もう一つ注意しなければいけないのが「寝酒」、睡眠時間が短い方はテストステロン値が低いという研究結果も出ています。アルコールには覚醒効果があり、睡眠の質を低下させます。またアルコールの抗利尿ホルモンの抑制効果によって、夜中にトイレに何度も起きることに繋がります。これは睡眠時間を減らすことに繋がってしまいます。

誘眠効果を狙っての寝酒が、反対に眠りを妨げテストステロンを減少させてしまうということです。寝酒の習慣がある人は注意し寝る直前の飲酒は避け、質のいい睡眠ができるように心がけましょう。

ストレスが減れば男性ホルモンは増える

最初の方でも触れていますが、過度な飲酒でなければテストステロンの減少には直結しないので、そんなに神経質になることはありません。一般にお酒の適量といわれる「純アルコールに換算して20グラム程度(日本酒なら1合)」を目安にして飲めばいいのです。飲むのを我慢するとかえってストレスになり、このストレスこそがテストステロンを減少させる大きな要因になります。

適量を楽しく飲むことでストレス発散するほうが、テストステロンにはいい影響を及ぼします。
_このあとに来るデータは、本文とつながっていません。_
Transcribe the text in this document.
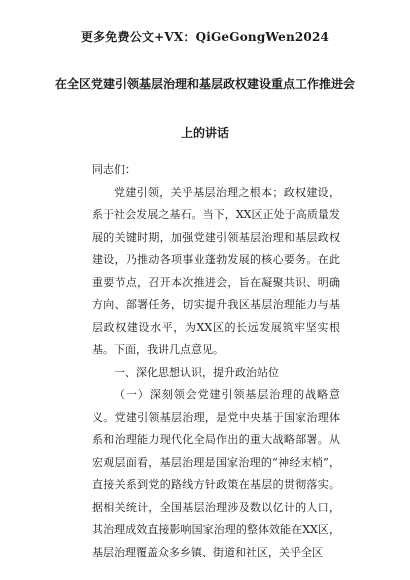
更多免费公文+VX：QiGeGongWen2024
在全区党建引领基层治理和基层政权建设重点工作推进会
上的讲话

同志们：

党建引领，关乎基层治理之根本；政权建设，系于社会发展之基石。当下，XX区正处于高质量发展的关键时期，加强党建引领基层治理和基层政权建设，乃推动各项事业蓬勃发展的核心要务。在此重要节点，召开本次推进会，旨在凝聚共识、明确方向、部署任务，切实提升我区基层治理能力与基层政权建设水平，为XX区的长远发展筑牢坚实根基。下面，我讲几点意见。

一、深化思想认识，提升政治站位

（一）深刻领会党建引领基层治理的战略意义。党建引领基层治理，是党中央基于国家治理体系和治理能力现代化全局作出的重大战略部署。从宏观层面看，基层治理是国家治理的“神经末梢”，直接关系到党的路线方针政策在基层的贯彻落实。据相关统计，全国基层治理涉及数以亿计的人口，其治理成效直接影响国家治理的整体效能在XX区，基层治理覆盖众多乡镇、街道和社区，关乎全区
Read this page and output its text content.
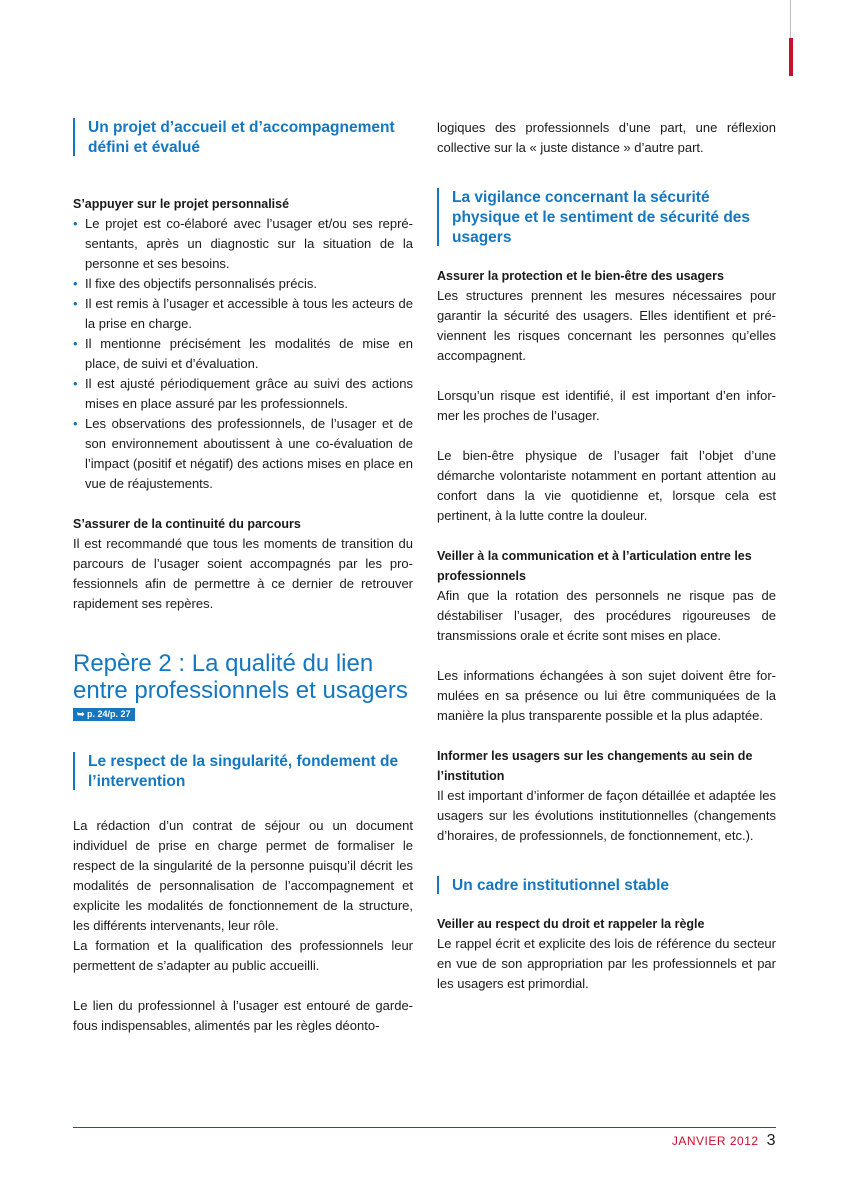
Un projet d’accueil et d’accompagnement défini et évalué
S’appuyer sur le projet personnalisé
• Le projet est co-élaboré avec l’usager et/ou ses repré-sentants, après un diagnostic sur la situation de la personne et ses besoins.
• Il fixe des objectifs personnalisés précis.
• Il est remis à l’usager et accessible à tous les acteurs de la prise en charge.
• Il mentionne précisément les modalités de mise en place, de suivi et d’évaluation.
• Il est ajusté périodiquement grâce au suivi des actions mises en place assuré par les professionnels.
• Les observations des professionnels, de l’usager et de son environnement aboutissent à une co-évaluation de l’impact (positif et négatif) des actions mises en place en vue de réajustements.
S’assurer de la continuité du parcours
Il est recommandé que tous les moments de transition du parcours de l’usager soient accompagnés par les pro-fessionnels afin de permettre à ce dernier de retrouver rapidement ses repères.
Repère 2 : La qualité du lien
entre professionnels et usagers
➥ p. 24/p. 27
Le respect de la singularité, fondement de l’intervention
La rédaction d’un contrat de séjour ou un document individuel de prise en charge permet de formaliser le respect de la singularité de la personne puisqu’il décrit les modalités de personnalisation de l’accompagnement et explicite les modalités de fonctionnement de la structure, les différents intervenants, leur rôle.
La formation et la qualification des professionnels leur permettent de s’adapter au public accueilli.
Le lien du professionnel à l’usager est entouré de garde-fous indispensables, alimentés par les règles déonto-
logiques des professionnels d’une part, une réflexion collective sur la « juste distance » d’autre part.
La vigilance concernant la sécurité physique et le sentiment de sécurité des usagers
Assurer la protection et le bien-être des usagers
Les structures prennent les mesures nécessaires pour garantir la sécurité des usagers. Elles identifient et pré-viennent les risques concernant les personnes qu’elles accompagnent.
Lorsqu’un risque est identifié, il est important d’en infor-mer les proches de l’usager.
Le bien-être physique de l’usager fait l’objet d’une démarche volontariste notamment en portant attention au confort dans la vie quotidienne et, lorsque cela est pertinent, à la lutte contre la douleur.
Veiller à la communication et à l’articulation entre les professionnels
Afin que la rotation des personnels ne risque pas de déstabiliser l’usager, des procédures rigoureuses de transmissions orale et écrite sont mises en place.
Les informations échangées à son sujet doivent être for-mulées en sa présence ou lui être communiquées de la manière la plus transparente possible et la plus adaptée.
Informer les usagers sur les changements au sein de l’institution
Il est important d’informer de façon détaillée et adaptée les usagers sur les évolutions institutionnelles (changements d’horaires, de professionnels, de fonctionnement, etc.).
Un cadre institutionnel stable
Veiller au respect du droit et rappeler la règle
Le rappel écrit et explicite des lois de référence du secteur en vue de son appropriation par les professionnels et par les usagers est primordial.
JANVIER 2012 3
ですから適度な飲酒はお勧めといえます。

ただし利害関係のある抑制的な飲み会や一対一の真剣な席はかえってストレスになることもある。

気の合う仲間とワイワイ飲むのが一番で肩ひじ張らずにリラックスした状態で飲める関係がベストです。ただし、楽しいからと言って深酒は禁物です。

 

運動にはテストステロン値を上げる効果がある

今までのことに加えてテストステロン値を上げるために習慣化したほうがいいのが運動である。

運動で筋肉に刺激を与えるとテストステロン値が高くなるという研究結果も確認されており、有酸素運動、筋トレともに効果があるという。テストステロンの減少を招く肥満を防ぐためにも、面倒がらずマメに体を動かそう。

重要なのは睡眠、運動、良い仲間との楽しい飲み会、適量をまもり、仲間と共に笑いながら、酒で上手にストレスを発散させる。これこそが加齢と共に減少するテストステロンの低下を遅らせる秘策なのかもしれません。